You also determine the global failure condition: Any path
group fails or All path groups fail, which
determines when a failover is triggered. The default behavior is
that Any one of the IP addresses becoming unreachable
in Any destination IP group in Any virtual
wire, VLAN, or virtual router path group causes the firewall to
change the HA state to non-functional (or to tentative state in
active/active mode) to indicate a failure of a monitored object.

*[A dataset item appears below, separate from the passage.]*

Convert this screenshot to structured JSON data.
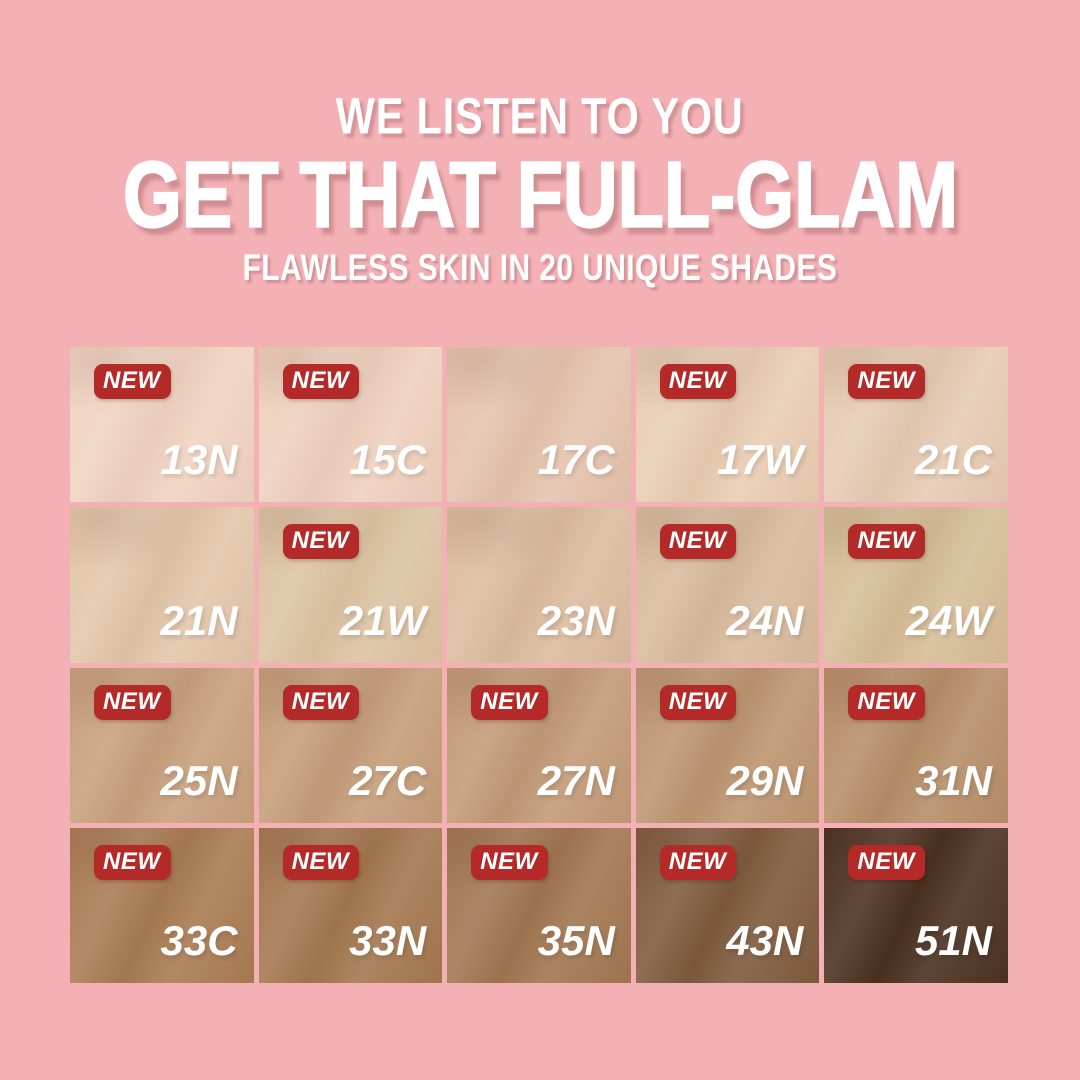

In addition to the failover triggers listed above, a failover
also occurs when the administrator suspends the firewall or when
preemption occurs.
On PA-3200 Series, PA-5200 Series, and PA-7000 Series firewalls,
a failover can occur when an internal health check fails. This health check
is not configurable and is enabled to monitor the critical components,
such as the FPGA and CPUs. Additionally, general health checks occur
on any platform, causing failover.
The following describes what occurs in the event of a failure
of a Network Processing Card (NPC) on a PA-7000 Series firewall
that is a member of an HA cluster:
- If the NPC that is being used to hold the HA clustering
session cache (a copy of the other members’ sessions) goes down,
the firewall goes non-functional. When this occurs, the session
distribution device (such as a load balancer) must detect that the
firewall is down and distribute session load to the other members
of the cluster.
- If the NPC of a cluster member goes down and no link monitoring
or path monitoring was enabled on that NPC, the PA-7000 Series firewall
member will stay up, but with a lower capacity because one NPC is
down.
- If the NPC of a cluster member goes down and link monitoring
or path monitoring was enabled on that NPC, the PA-7000 Series firewall
will go non-functional and the session distribution device (such
as a load balancer) must detect that the firewall is down and distribute
session load to the other members of the cluster.